为什么using指令不影响ADL? [英] Why doesn't a using directive affect ADL?
问题描述
我试图理解为什么以下代码无法编译:
I am trying to understand why the following code does not compile:
namespace ns {
struct S {};
}
namespace alleq {
inline bool
operator==(const ns::S &, const ns::S &)
{
return true;
}
}
namespace ns {
using namespace alleq;
// using alleq::operator==; // Works if you uncomment this
}
ns::S a;
void
f()
{
::ns::operator==(a, a); // OK
a == a; // Error: no match for 'operator=='
}
函数f的第一行确实可以编译,这使我相信名称空间ns包含函数operator==.但是,当我比较两个ns::S类型的值时,找不到此operator==函数.相比之下,using声明确实可以按预期工作,并且允许f的第二行通过ADL查找ns::operator==.
The first line of function f does compile, which makes me believe that namespace ns contains a function operator==. However, when I compare two values of type ns::S, this operator== function is not found. By contrast, a using declaration does work as expected, and allow the second line of f to find ns::operator== by ADL.

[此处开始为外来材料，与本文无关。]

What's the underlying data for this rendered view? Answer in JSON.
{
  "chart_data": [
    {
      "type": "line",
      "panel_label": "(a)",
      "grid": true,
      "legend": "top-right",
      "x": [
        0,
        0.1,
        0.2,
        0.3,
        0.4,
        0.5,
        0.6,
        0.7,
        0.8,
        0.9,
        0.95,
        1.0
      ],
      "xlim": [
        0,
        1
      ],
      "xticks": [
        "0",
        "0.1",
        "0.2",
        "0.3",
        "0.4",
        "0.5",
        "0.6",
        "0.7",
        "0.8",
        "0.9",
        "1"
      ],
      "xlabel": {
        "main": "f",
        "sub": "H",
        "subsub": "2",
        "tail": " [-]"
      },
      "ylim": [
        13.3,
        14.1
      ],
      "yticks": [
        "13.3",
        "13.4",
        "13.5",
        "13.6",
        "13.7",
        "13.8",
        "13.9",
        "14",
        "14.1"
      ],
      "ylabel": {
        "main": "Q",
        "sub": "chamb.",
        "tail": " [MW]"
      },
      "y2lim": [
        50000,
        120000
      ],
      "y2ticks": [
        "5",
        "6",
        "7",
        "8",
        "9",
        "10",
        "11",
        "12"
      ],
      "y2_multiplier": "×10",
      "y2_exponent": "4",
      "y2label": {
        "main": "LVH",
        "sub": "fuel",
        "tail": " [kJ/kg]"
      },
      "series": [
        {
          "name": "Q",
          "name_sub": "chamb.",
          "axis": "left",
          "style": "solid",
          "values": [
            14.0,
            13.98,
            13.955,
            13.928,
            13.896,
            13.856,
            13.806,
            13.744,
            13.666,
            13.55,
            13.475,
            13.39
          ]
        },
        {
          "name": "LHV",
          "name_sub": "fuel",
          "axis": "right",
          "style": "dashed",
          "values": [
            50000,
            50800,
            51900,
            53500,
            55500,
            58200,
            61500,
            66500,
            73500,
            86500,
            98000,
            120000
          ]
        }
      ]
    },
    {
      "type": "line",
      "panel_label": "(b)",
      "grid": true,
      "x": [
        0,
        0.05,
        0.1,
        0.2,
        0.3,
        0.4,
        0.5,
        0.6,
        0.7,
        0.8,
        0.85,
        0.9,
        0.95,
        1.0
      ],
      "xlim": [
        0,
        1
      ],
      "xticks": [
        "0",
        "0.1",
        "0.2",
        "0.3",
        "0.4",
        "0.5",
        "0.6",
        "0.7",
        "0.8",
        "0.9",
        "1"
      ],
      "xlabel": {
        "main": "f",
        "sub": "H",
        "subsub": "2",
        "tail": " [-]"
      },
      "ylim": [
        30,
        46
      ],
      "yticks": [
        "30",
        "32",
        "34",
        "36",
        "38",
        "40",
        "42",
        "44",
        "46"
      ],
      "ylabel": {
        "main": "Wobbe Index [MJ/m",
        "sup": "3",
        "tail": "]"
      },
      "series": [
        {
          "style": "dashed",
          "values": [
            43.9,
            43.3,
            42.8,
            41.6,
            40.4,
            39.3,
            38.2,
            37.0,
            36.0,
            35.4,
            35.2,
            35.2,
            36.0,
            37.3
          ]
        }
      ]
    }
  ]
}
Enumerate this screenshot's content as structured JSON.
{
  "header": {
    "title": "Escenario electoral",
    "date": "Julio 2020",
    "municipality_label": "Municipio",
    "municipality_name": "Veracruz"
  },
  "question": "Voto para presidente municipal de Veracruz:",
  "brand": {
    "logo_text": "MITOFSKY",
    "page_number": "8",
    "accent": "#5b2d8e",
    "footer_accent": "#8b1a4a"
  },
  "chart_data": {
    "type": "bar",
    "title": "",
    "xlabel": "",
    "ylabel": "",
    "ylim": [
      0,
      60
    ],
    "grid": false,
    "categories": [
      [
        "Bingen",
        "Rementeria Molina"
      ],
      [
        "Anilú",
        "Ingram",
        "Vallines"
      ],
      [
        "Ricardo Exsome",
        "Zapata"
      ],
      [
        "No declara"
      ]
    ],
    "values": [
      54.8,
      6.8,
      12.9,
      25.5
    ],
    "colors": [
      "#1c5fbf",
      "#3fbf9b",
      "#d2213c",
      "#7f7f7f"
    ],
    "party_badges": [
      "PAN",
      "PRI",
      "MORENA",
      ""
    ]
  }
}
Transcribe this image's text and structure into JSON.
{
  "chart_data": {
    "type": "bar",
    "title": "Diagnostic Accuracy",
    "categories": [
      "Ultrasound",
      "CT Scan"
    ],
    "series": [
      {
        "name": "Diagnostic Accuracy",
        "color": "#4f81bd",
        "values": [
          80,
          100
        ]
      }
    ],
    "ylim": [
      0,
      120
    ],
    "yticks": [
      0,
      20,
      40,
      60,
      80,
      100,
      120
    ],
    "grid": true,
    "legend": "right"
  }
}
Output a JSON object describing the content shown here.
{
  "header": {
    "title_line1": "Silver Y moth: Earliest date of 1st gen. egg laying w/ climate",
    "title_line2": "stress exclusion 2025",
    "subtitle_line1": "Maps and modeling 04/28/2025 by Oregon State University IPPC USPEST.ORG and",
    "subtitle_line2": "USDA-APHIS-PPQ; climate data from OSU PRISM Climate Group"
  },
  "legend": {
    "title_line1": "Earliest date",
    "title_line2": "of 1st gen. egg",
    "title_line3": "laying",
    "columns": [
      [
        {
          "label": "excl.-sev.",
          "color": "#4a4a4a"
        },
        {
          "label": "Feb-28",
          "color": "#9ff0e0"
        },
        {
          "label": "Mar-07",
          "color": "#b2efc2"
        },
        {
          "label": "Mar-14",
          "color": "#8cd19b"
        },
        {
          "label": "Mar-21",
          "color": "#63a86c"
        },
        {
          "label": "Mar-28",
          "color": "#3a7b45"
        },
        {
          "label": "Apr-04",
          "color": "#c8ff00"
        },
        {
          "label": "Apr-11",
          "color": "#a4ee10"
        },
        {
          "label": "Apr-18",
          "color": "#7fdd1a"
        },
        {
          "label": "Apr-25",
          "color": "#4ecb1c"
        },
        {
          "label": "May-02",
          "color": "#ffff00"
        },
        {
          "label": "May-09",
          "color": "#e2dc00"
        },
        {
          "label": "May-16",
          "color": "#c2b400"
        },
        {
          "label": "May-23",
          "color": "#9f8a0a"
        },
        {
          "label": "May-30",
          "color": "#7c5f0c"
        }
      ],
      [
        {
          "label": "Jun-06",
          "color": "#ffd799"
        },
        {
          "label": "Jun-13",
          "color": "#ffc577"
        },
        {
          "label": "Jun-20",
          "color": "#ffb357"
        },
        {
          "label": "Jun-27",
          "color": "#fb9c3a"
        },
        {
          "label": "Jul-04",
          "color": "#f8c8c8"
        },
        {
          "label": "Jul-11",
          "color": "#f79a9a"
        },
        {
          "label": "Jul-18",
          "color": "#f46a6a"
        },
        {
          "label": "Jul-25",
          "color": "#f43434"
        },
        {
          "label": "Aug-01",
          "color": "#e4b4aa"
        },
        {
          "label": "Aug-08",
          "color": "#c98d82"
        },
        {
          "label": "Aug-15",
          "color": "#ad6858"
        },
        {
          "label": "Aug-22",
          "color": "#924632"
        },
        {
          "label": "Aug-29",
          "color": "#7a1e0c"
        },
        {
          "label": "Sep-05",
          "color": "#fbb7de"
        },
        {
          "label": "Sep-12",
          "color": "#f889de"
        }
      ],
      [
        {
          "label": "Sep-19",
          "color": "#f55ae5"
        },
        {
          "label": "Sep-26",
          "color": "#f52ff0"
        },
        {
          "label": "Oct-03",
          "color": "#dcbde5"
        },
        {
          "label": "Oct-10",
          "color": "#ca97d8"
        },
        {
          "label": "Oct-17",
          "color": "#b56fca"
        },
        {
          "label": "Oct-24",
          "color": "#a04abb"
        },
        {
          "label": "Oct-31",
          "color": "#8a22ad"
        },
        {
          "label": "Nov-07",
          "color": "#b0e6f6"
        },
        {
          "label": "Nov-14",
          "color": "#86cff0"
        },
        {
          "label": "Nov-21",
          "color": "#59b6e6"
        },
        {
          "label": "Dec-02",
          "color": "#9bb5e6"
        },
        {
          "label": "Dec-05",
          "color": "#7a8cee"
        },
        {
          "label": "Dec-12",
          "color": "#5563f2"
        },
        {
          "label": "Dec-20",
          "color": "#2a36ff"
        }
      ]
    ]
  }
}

我怀疑原因与使用指令应该使该符号看起来像在全局命名空间::中一样(因为这是该符号的共同祖先)命名空间alleq和ns).但是,如果确实如此,为什么::ns::operator==会找到该函数?
I suspect the reason has to do with the fact that a using directive is supposed to make the symbol appear as if it is in the global namespace :: (because that is the common ancestor of namespaces alleq and ns). But if that were really the case, then why would ::ns::operator== find the function?
更笼统地说,我正在尝试在库中提供一些有用的operator==(及相关)重载,但并不想强迫人们使用不需要的定义.我希望允许人们根据是否将专用的运算符命名空间导入自己的命名空间来启用或禁用operator ==(以及其他相关运算符).现在看来,人们可能不得不编写大量使用声明的程序(我可以使用宏来简化它,但是很糟糕).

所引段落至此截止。